C’est alors que Jean-Claude Balbot s’engouffre dans cette dimension stratégique. Pour lui, si « les alternatives sont absolument indispensables », elles sont aussi « totalement inoffensives ». Le Finistérien, qui s’est fait paysan en 1974 « comme on se fait curé », dresse un constat sévère, en forme de mea culpa – « à aucun moment nous n’avons entravé le développement de l’agriculture industrielle » –, et appelle à un décalage stratégique : « il faut désormais chercher des solutions systémiques pour sortir d’une stratégie par l’offre au profit d’une stratégie par la demande ».

C’est justement l’objectif assumé par la proposition de Sécurité Sociale de l’Alimentation (SSA), que nos trois Auxilia x Laboparty Violences alimenatires 3intervenant·es portent en commun. Pour Jean Azan, la SSA constitue en effet « une solution qui permet aux gens de manger sans être demandeur, qui évite toute stigmatisation et enlève toute violence de l’aide alimentaire ». Tout comme la Sécurité Sociale « tout court », la SSA repose sur trois piliers : l’universalité (« on ne veut plus de politiques discrétionnaires pour les pauvres »), la cotisation (« tout le monde cotise à hauteur de ses moyens pour recevoir en échange une allocation de 150 euros ») et le conventionnement (« les cotisations obligent à donner son avis en connaissance de cause pour décider de ce qu’on fait des cotisations, où on peut le dépenser », précise Jean-Claude Balbot).

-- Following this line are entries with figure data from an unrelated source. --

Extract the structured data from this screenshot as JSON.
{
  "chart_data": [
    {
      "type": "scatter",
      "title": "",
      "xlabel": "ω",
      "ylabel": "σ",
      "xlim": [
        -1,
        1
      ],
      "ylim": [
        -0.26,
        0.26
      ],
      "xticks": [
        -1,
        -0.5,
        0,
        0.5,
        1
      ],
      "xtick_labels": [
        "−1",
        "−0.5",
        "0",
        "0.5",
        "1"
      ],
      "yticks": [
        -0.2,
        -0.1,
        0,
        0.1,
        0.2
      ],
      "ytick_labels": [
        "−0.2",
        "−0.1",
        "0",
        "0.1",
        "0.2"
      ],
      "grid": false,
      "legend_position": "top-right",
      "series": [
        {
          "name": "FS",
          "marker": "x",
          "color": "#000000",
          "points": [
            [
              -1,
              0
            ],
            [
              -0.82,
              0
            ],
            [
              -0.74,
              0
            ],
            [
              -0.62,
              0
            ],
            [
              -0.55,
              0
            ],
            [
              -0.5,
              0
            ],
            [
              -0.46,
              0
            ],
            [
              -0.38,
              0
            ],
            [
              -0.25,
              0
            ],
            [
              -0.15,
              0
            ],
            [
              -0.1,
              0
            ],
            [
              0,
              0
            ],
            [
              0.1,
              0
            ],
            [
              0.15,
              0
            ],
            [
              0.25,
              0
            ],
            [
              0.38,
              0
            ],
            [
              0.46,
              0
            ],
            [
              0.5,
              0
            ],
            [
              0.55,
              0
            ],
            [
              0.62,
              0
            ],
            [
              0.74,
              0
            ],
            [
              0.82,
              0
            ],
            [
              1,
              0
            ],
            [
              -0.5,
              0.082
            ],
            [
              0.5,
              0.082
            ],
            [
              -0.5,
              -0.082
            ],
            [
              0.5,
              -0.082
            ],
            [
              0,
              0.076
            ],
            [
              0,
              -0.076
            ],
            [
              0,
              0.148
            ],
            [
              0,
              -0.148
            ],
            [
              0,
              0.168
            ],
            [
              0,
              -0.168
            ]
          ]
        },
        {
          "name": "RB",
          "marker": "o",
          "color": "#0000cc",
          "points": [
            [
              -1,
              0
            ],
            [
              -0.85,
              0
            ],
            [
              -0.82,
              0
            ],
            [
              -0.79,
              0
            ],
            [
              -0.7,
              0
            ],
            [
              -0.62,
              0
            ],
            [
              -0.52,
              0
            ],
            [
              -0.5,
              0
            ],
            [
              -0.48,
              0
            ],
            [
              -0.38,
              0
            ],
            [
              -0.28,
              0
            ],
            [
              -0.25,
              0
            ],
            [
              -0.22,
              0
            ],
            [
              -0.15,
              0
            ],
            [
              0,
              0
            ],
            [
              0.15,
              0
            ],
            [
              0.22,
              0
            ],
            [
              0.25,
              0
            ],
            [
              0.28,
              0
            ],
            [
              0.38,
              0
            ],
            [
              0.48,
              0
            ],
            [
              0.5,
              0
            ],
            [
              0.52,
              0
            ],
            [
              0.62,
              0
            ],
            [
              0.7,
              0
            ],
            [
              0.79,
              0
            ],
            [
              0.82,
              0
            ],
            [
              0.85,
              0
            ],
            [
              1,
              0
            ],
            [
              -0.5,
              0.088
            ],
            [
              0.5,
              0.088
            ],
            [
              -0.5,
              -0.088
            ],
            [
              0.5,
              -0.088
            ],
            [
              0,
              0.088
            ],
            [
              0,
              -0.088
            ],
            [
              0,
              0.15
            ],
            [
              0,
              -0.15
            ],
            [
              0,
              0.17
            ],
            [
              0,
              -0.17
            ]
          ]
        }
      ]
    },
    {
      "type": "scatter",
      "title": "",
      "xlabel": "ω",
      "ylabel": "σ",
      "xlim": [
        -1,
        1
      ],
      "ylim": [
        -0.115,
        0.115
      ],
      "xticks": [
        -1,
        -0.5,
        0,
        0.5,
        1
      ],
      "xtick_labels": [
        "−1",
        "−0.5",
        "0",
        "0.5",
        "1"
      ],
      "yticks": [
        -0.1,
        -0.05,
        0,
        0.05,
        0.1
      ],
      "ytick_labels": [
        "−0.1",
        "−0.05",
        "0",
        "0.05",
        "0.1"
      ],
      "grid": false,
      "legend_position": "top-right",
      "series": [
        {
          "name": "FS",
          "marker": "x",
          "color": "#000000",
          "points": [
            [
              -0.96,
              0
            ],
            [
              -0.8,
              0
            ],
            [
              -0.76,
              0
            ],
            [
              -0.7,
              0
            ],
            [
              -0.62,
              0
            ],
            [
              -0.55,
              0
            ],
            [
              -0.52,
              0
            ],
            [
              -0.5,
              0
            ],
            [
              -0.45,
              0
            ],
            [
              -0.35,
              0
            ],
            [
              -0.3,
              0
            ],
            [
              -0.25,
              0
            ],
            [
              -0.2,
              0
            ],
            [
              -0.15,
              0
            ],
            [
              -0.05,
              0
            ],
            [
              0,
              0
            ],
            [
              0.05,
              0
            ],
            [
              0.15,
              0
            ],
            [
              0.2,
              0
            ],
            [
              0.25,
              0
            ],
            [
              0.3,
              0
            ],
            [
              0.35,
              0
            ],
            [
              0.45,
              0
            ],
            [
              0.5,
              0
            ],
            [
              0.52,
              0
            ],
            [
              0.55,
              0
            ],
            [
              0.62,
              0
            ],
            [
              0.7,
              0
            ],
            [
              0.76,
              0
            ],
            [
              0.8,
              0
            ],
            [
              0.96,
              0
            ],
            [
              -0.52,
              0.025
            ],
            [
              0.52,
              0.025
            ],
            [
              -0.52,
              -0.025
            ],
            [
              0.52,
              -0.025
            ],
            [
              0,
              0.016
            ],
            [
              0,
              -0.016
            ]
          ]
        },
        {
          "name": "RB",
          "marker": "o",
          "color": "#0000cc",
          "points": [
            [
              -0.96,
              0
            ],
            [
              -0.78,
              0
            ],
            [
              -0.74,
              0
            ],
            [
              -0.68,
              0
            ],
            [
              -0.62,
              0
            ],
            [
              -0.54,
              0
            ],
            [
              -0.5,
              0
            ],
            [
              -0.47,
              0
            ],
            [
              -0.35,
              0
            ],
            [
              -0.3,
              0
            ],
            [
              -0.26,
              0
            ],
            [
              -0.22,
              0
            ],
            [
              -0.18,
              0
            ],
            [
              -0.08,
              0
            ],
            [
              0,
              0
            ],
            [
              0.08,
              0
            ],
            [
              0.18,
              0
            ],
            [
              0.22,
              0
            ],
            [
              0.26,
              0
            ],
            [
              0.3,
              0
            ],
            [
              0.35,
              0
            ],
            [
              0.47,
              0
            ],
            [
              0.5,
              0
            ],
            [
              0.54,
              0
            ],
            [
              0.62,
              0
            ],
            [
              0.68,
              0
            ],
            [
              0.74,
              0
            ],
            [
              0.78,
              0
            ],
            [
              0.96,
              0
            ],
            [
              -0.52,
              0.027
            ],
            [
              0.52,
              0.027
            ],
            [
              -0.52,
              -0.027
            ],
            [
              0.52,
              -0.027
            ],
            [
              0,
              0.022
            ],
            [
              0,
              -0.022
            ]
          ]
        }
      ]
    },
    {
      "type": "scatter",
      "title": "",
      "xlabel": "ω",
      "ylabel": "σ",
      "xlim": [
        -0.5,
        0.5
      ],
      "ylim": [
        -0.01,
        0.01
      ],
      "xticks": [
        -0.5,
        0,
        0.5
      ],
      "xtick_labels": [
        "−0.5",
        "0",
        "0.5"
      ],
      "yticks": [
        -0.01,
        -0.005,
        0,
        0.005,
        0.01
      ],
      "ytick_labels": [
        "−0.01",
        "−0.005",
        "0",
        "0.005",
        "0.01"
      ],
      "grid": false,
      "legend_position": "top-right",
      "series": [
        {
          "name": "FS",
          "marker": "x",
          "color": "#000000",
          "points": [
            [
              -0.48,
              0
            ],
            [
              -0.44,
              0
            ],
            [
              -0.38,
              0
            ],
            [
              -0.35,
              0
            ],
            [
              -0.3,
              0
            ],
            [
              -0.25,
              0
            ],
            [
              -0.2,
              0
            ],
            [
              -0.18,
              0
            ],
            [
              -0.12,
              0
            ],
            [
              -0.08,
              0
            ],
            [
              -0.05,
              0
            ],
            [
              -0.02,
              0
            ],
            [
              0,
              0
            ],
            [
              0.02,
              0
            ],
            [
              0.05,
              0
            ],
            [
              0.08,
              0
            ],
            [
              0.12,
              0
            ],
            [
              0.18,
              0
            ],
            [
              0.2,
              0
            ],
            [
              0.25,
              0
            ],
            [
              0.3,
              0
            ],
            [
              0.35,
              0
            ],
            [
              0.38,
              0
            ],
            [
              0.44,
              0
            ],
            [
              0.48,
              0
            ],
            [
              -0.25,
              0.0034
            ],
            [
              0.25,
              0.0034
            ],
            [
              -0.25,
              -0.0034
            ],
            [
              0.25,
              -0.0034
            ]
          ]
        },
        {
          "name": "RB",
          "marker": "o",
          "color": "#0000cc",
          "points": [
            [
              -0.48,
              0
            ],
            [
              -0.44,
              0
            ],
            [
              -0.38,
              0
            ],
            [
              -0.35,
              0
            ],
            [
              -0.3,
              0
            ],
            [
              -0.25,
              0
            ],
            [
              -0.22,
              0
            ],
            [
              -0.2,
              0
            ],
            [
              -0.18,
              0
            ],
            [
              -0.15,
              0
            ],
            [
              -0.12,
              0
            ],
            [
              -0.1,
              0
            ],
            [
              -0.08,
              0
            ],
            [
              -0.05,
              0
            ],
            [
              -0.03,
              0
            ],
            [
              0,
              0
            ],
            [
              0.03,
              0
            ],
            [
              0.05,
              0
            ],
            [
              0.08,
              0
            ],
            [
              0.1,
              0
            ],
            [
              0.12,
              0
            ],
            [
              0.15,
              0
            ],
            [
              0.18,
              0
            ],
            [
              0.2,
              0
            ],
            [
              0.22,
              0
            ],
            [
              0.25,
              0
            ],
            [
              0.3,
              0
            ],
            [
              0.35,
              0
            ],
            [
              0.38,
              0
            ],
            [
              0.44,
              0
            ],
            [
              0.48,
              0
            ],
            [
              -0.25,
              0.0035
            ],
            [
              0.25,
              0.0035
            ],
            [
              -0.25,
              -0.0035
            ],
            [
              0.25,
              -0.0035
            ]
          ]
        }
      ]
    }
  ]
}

Comment cette proposition est-elle perçue par celles et ceux qui tiennent aujourd’hui l’aide alimentaire à bout de bras ? Forte de son enquête sur « la France qui a faim », Bénédicte Bonzi concède que « l’aide alimentaire ne se sent aujourd’hui pas concernée par ces propositions, elle se sent même potentiellement menacée ou critiquée ». « C’est donc difficile pour elles et eux de percevoir la critique », complète-t-elle.

L’enjeu immédiat pour la Sécurité Sociale de l’Alimentation, « c’est de fédérer des forces, des personnes et des vécus qui doivent pouvoir se parler ».

« La SSA ne critique pas ce que fait l’aide alimentaire depuis des années. Tout le monde comprend bien que si les bénévoles et les salarié·es de l’aide alimentaire lâchent, des gens meurent. L’ambition, c’est justement de sortir de ce système, puisqu’une urgence qui dure depuis 30 ans, ce n’est plus une urgence, c’est un système ».